CNBC lost their mind.
Robinhood was caught in the crosshairs.
And Cohen established his spot as internet folk hero.
Earlier this year, it looked like he was poised to do it again.
The billionaire bought up 9.8% of all Bed Bath & Beyond (BBBY) shares and the stock surged 100%.
But, so far, this fairytale hasn’t had its happy ending. Instead of becoming Chairman of the board, Cohen reversed course, dumping his entire stake in the stock on August 16th and sending it crashing two days later when folks realized what had happened.
On Reddit investors vented their fury.
The Wall Street Journal speculated he may have violated SEC law.
Pundits celebrated the downfall.
From folk hero to hated flavor of the week.
The diss-of-choice for many has been pointing out that just two months ago, Ryan took to Twitter to lament “failed executives mak[ing] millions in risk free compensation while shareholders are left holding the bag.”
He’s just done the same thing, they say.
Ehhhh. Ryan’s point is about bad executive’s getting crazy compensation packages and board members enabling it because they haven’t actually put their own capital into the stocks of the companies on which they have board seats.

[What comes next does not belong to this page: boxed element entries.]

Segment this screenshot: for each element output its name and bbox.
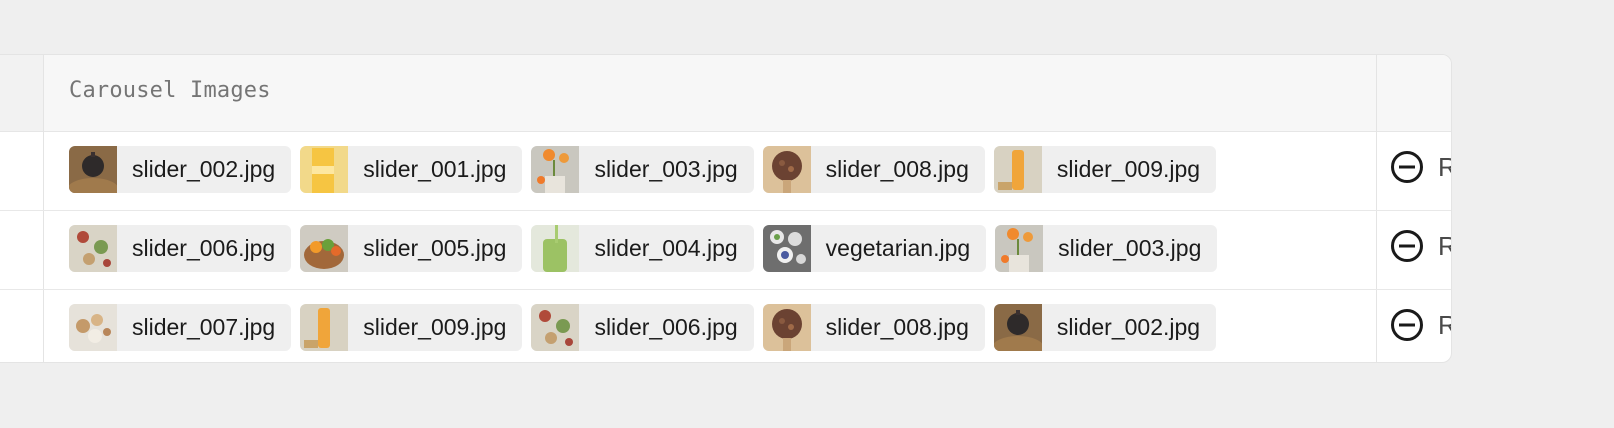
remove-circle-icon [1391,309,1423,341]
image-chip[interactable]: slider_009.jpg [993,146,1217,193]
image-filename: slider_008.jpg [825,156,969,182]
remove-label: Remove [1438,152,1451,183]
image-chip[interactable]: slider_006.jpg [531,304,754,351]
table-header: Carousel Images [0,55,1451,132]
image-thumbnail [69,146,117,193]
remove-row-button[interactable]: Remove [1390,150,1451,184]
image-chip[interactable]: slider_008.jpg [762,304,985,351]
image-thumbnail [300,146,349,193]
image-thumbnail [531,146,580,193]
carousel-images-table: Carousel Images slider_002.jpg slider_00… [0,54,1452,363]
image-thumbnail [993,146,1042,193]
image-filename: slider_009.jpg [1056,156,1201,182]
image-filename: slider_003.jpg [1058,235,1202,261]
image-thumbnail [69,304,117,351]
image-filename: slider_006.jpg [594,314,738,340]
image-filename: slider_008.jpg [825,314,969,340]
image-thumbnail [995,225,1044,272]
leading-column-header [0,55,43,131]
image-chip[interactable]: slider_001.jpg [300,146,523,193]
image-thumbnail [69,225,117,272]
table-row: slider_002.jpg slider_001.jpg slider_003… [0,132,1451,211]
image-filename: slider_003.jpg [594,156,738,182]
image-filename: slider_005.jpg [363,235,507,261]
remove-circle-icon [1391,230,1423,262]
image-filename: slider_001.jpg [363,156,507,182]
column-title: Carousel Images [69,78,271,103]
table-row: slider_006.jpg slider_005.jpg slider_004… [0,211,1451,290]
image-thumbnail [762,304,811,351]
image-thumbnail [531,225,580,272]
image-thumbnail [531,304,580,351]
image-filename: slider_007.jpg [132,314,276,340]
image-chip[interactable]: slider_008.jpg [762,146,985,193]
remove-row-button[interactable]: Remove [1390,308,1451,342]
remove-label: Remove [1438,231,1451,262]
image-chip[interactable]: slider_005.jpg [300,225,523,272]
image-chip[interactable]: slider_007.jpg [69,304,292,351]
image-chip-list: slider_007.jpg slider_009.jpg slider_006… [69,304,1217,351]
remove-label: Remove [1438,310,1451,341]
image-filename: vegetarian.jpg [825,235,971,261]
table-row: slider_007.jpg slider_009.jpg slider_006… [0,290,1451,362]
image-filename: slider_002.jpg [1056,314,1201,340]
image-thumbnail [300,304,349,351]
image-chip[interactable]: slider_003.jpg [995,225,1218,272]
image-filename: slider_002.jpg [132,156,276,182]
image-chip[interactable]: slider_003.jpg [531,146,754,193]
image-filename: slider_004.jpg [594,235,738,261]
remove-circle-icon [1391,151,1423,183]
image-thumbnail [762,225,811,272]
image-filename: slider_006.jpg [132,235,276,261]
image-thumbnail [762,146,811,193]
image-chip[interactable]: slider_006.jpg [69,225,292,272]
remove-row-button[interactable]: Remove [1390,229,1451,263]
image-chip-list: slider_002.jpg slider_001.jpg slider_003… [69,146,1217,193]
image-chip[interactable]: slider_002.jpg [69,146,292,193]
image-chip[interactable]: slider_009.jpg [300,304,523,351]
image-chip-list: slider_006.jpg slider_005.jpg slider_004… [69,225,1218,272]
image-chip[interactable]: slider_002.jpg [993,304,1217,351]
image-chip[interactable]: vegetarian.jpg [762,225,987,272]
image-filename: slider_009.jpg [363,314,507,340]
image-chip[interactable]: slider_004.jpg [531,225,754,272]
image-thumbnail [993,304,1042,351]
image-thumbnail [300,225,349,272]
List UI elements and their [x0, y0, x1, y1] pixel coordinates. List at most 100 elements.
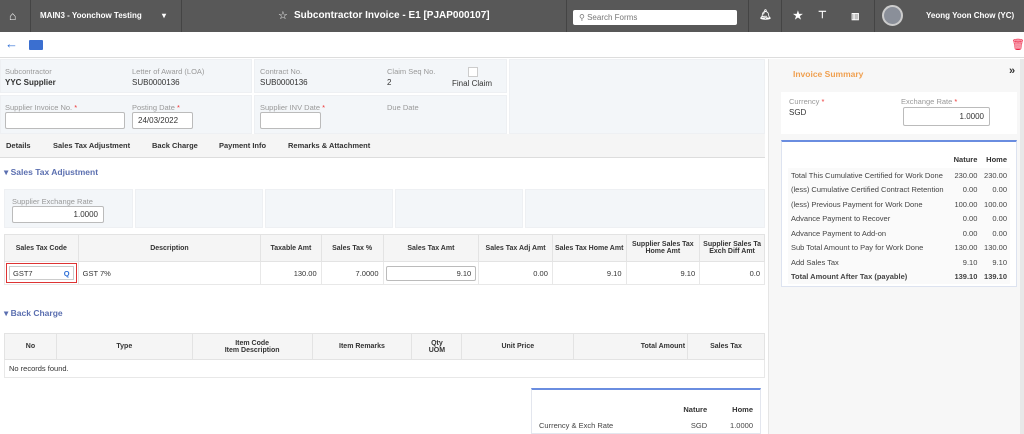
column-header: Supplier Sales Ta Exch Diff Amt [699, 234, 765, 262]
tab-details[interactable]: Details [6, 134, 31, 158]
summary-label: Advance Payment to Recover [788, 211, 950, 226]
taxable-amt-cell: 130.00 [260, 261, 322, 285]
column-header: Description [77, 234, 262, 262]
tab-bar: Details Sales Tax Adjustment Back Charge… [0, 134, 765, 158]
scrollbar[interactable] [1020, 59, 1024, 434]
supplier-exchange-rate-label: Supplier Exchange Rate [12, 197, 93, 206]
caret-down-icon: ▾ [4, 308, 11, 318]
user-name[interactable]: Yeong Yoon Chow (YC) [926, 0, 1014, 32]
exch-diff-cell: 0.0 [699, 261, 765, 285]
column-header: Sales Tax [687, 333, 765, 360]
supplier-exchange-rate-input[interactable]: 1.0000 [12, 206, 104, 223]
supplier-invoice-input[interactable] [5, 112, 125, 129]
back-charge-section-header[interactable]: ▾ Back Charge [4, 308, 63, 319]
back-charge-summary: Nature Home Currency & Exch Rate SGD 1.0000 [531, 388, 761, 434]
invoice-summary-title: Invoice Summary [793, 69, 864, 79]
summary-nature: 100.00 [950, 197, 981, 212]
nature-header: Nature [953, 154, 978, 164]
chart-icon[interactable]: ▥ [851, 0, 860, 32]
supplier-invoice-label: Supplier Invoice No. * [5, 103, 78, 112]
tab-sales-tax-adjustment[interactable]: Sales Tax Adjustment [53, 134, 130, 158]
summary-row: Advance Payment to Add-on 0.00 0.00 [788, 226, 1010, 241]
column-header: Total Amount [573, 333, 689, 360]
contract-label: Contract No. [260, 67, 303, 76]
column-header: Sales Tax Adj Amt [478, 234, 553, 262]
column-header: No [4, 333, 57, 360]
tab-remarks-attachment[interactable]: Remarks & Attachment [288, 134, 370, 158]
summary-home: 1.0000 [730, 420, 753, 430]
company-selector[interactable]: MAIN3 - Yoonchow Testing [40, 0, 142, 32]
loa-value: SUB0000136 [132, 78, 180, 87]
invoice-summary-panel: Invoice Summary » Currency * SGD Exchang… [768, 59, 1024, 434]
summary-row: Sub Total Amount to Pay for Work Done 130… [788, 240, 1010, 255]
avatar[interactable] [882, 5, 903, 26]
header-panel [509, 59, 765, 134]
column-header: Sales Tax % [320, 234, 384, 262]
page-title: Subcontractor Invoice - E1 [PJAP000107] [294, 10, 490, 21]
summary-home: 230.00 [980, 168, 1010, 183]
posting-date-input[interactable]: 24/03/2022 [132, 112, 193, 129]
star-icon[interactable]: ★ [793, 0, 803, 32]
final-claim-checkbox[interactable] [468, 67, 478, 77]
column-header: Item Remarks [311, 333, 413, 360]
summary-row: Total Amount After Tax (payable) 139.10 13… [788, 269, 1010, 284]
nature-header: Nature [683, 404, 708, 414]
exchange-panel [135, 189, 263, 228]
sales-tax-code-field[interactable]: GST7 Q [6, 263, 77, 283]
column-header: Unit Price [461, 333, 575, 360]
toolbar: ← 🗑︎ [0, 32, 1024, 58]
caret-down-icon: ▾ [4, 167, 11, 177]
exchange-rate-input[interactable]: 1.0000 [903, 107, 990, 126]
subcontractor-label: Subcontractor [5, 67, 52, 76]
summary-nature: SGD [690, 420, 708, 430]
tab-back-charge[interactable]: Back Charge [152, 134, 198, 158]
bell-icon[interactable]: 🔔︎ [759, 0, 772, 32]
summary-nature: 230.00 [950, 168, 981, 183]
summary-nature: 0.00 [950, 211, 981, 226]
contract-value: SUB0000136 [260, 78, 308, 87]
summary-label: (less) Previous Payment for Work Done [788, 197, 950, 212]
star-outline-icon[interactable]: ☆ [278, 0, 288, 32]
column-header: Sales Tax Home Amt [551, 234, 627, 262]
currency-label: Currency * [789, 97, 825, 106]
trash-icon[interactable]: 🗑︎ [1011, 38, 1024, 51]
posting-date-label: Posting Date * [132, 103, 180, 112]
pin-icon[interactable]: ⊤ [818, 0, 827, 32]
sales-tax-section-header[interactable]: ▾ Sales Tax Adjustment [4, 167, 98, 178]
chevron-down-icon[interactable]: ▾ [162, 0, 166, 32]
tab-payment-info[interactable]: Payment Info [219, 134, 266, 158]
column-header: Taxable Amt [260, 234, 322, 262]
currency-panel: Currency * SGD Exchange Rate * 1.0000 [781, 92, 1017, 134]
summary-label: Total This Cumulative Certified for Work… [788, 168, 950, 183]
exchange-panel [265, 189, 393, 228]
currency-value: SGD [789, 108, 807, 117]
home-header: Home [986, 154, 1007, 164]
summary-row: Total This Cumulative Certified for Work… [788, 168, 1010, 183]
adj-amt-cell: 0.00 [478, 261, 553, 285]
summary-home: 0.00 [980, 182, 1010, 197]
home-icon[interactable]: ⌂ [9, 0, 16, 32]
claim-label: Claim Seq No. [387, 67, 436, 76]
sales-tax-amt-input[interactable]: 9.10 [385, 265, 477, 281]
column-header: Sales Tax Amt [382, 234, 480, 262]
summary-row: (less) Cumulative Certified Contract Ret… [788, 182, 1010, 197]
search-input[interactable]: ⚲ Search Forms [573, 10, 737, 25]
supplier-inv-date-input[interactable] [260, 112, 321, 129]
exchange-panel [395, 189, 523, 228]
due-date-label: Due Date [387, 103, 419, 112]
summary-row: Add Sales Tax 9.10 9.10 [788, 255, 1010, 270]
empty-message: No records found. [4, 359, 765, 378]
column-header: Qty UOM [411, 333, 463, 360]
summary-label: Advance Payment to Add-on [788, 226, 950, 241]
collapse-icon[interactable]: » [1009, 65, 1015, 77]
summary-home: 100.00 [980, 197, 1010, 212]
subcontractor-value: YYC Supplier [5, 78, 56, 87]
summary-home: 0.00 [980, 226, 1010, 241]
save-icon[interactable] [29, 40, 43, 50]
home-header: Home [732, 404, 753, 414]
search-icon[interactable]: Q [64, 267, 70, 280]
summary-home: 0.00 [980, 211, 1010, 226]
summary-row: Advance Payment to Recover 0.00 0.00 [788, 211, 1010, 226]
back-arrow-icon[interactable]: ← [5, 36, 18, 51]
summary-nature: 0.00 [950, 182, 981, 197]
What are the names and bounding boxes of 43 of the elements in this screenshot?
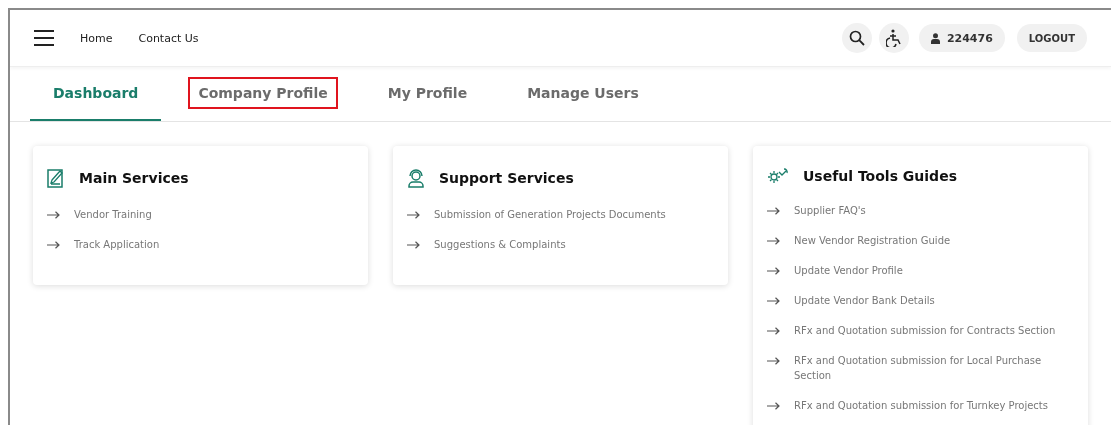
- edit-document-icon: [47, 168, 65, 188]
- service-link[interactable]: New Vendor Registration Guide: [767, 233, 1074, 248]
- arrow-right-icon: [767, 327, 780, 335]
- card-title: Main Services: [79, 170, 189, 186]
- arrow-right-icon: [47, 211, 60, 219]
- service-link[interactable]: RFx and Quotation submission for Local Purchase Section: [767, 353, 1074, 383]
- search-button[interactable]: [841, 23, 872, 53]
- service-link[interactable]: Submission of Generation Projects Documents: [407, 207, 714, 222]
- tab[interactable]: My Profile: [364, 67, 491, 121]
- card-title: Support Services: [439, 170, 574, 186]
- card-title: Useful Tools Guides: [803, 168, 957, 184]
- highlight-box: Company Profile: [188, 77, 338, 109]
- arrow-right-icon: [767, 402, 780, 410]
- nav-link[interactable]: Contact Us: [138, 31, 199, 45]
- arrow-right-icon: [767, 297, 780, 305]
- arrow-right-icon: [407, 241, 420, 249]
- service-link[interactable]: Update Vendor Bank Details: [767, 293, 1074, 308]
- arrow-right-icon: [407, 211, 420, 219]
- arrow-right-icon: [767, 207, 780, 215]
- service-link[interactable]: Supplier FAQ's: [767, 203, 1074, 218]
- headset-person-icon: [407, 168, 425, 188]
- search-icon: [848, 30, 865, 46]
- accessibility-button[interactable]: [878, 23, 909, 53]
- service-link[interactable]: Vendor Training: [47, 207, 354, 222]
- service-link[interactable]: Track Application: [47, 237, 354, 252]
- tab[interactable]: Company Profile: [175, 67, 351, 121]
- wheelchair-icon: [885, 29, 902, 47]
- arrow-right-icon: [767, 357, 780, 365]
- logout-button[interactable]: LOGOUT: [1016, 24, 1087, 52]
- service-link[interactable]: RFx and Quotation submission for Contracts Section: [767, 323, 1074, 338]
- nav-link[interactable]: Home: [80, 31, 113, 45]
- user-icon: [930, 32, 940, 44]
- service-link[interactable]: RFx and Quotation submission for Turnkey Projects: [767, 398, 1074, 413]
- tab[interactable]: Dashboard: [30, 67, 162, 121]
- service-link[interactable]: Suggestions & Complaints: [407, 237, 714, 252]
- tab[interactable]: Manage Users: [504, 67, 662, 121]
- gear-wrench-icon: [767, 168, 789, 184]
- arrow-right-icon: [767, 267, 780, 275]
- arrow-right-icon: [47, 241, 60, 249]
- arrow-right-icon: [767, 237, 780, 245]
- user-button[interactable]: 224476: [918, 24, 1005, 52]
- menu-icon[interactable]: [34, 30, 54, 46]
- service-link[interactable]: Update Vendor Profile: [767, 263, 1074, 278]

Ryan put his money on red, won, and cashed out for reasons – wait for it – we still don’t know.
But I’ll give the critics this: the optics here aren’t good. Hours before he began dumping his nearly 8 million shares in the company, Cohen filed a required update to his form 13D stating he had done no trading in BBBY over the last 60 days.
Wall Street Bets grabbed hold of the filing and noted that it also revealed Cohen still held nearly 2 million call options for January 2023 with strike prices as high as $80. And it was this news that seemed to cause the 86% single-day runup in the stock that Cohen sold into, netting $60 million.
In short, Cohen made millions dumping stock on his own fans, who were buying because of him.
Oof.
But here’s the thing: Cohen’s average cost basis on his BBBY shares was $15. The first time the stock pumped above $15 since his purchases was during this August rally and, specifically, after his disclosure came out.
Let’s say Cohen really had lost faith in BBBY management and was looking to exit his position.
What was he supposed to do?
Wait for the stock to crash and burn over time while his bags fell alongside those of 1,000 Reddit traders? For what? Solidarity? While more doomed investors piled into the stock on the basis of his involvement?
My best guess? Cohen hit a wall with BBBY management, wanted out, and took the first opportunity he had to sell at a profit. It just unfortunately happened to be during a stock surge that he had unintentionally caused.
There are no heroes in capitalism and (when it’s working), that’s the point. You live and die on your merits and the whims of the markets and the memelords.
Better to learn that lesson sooner rather than later.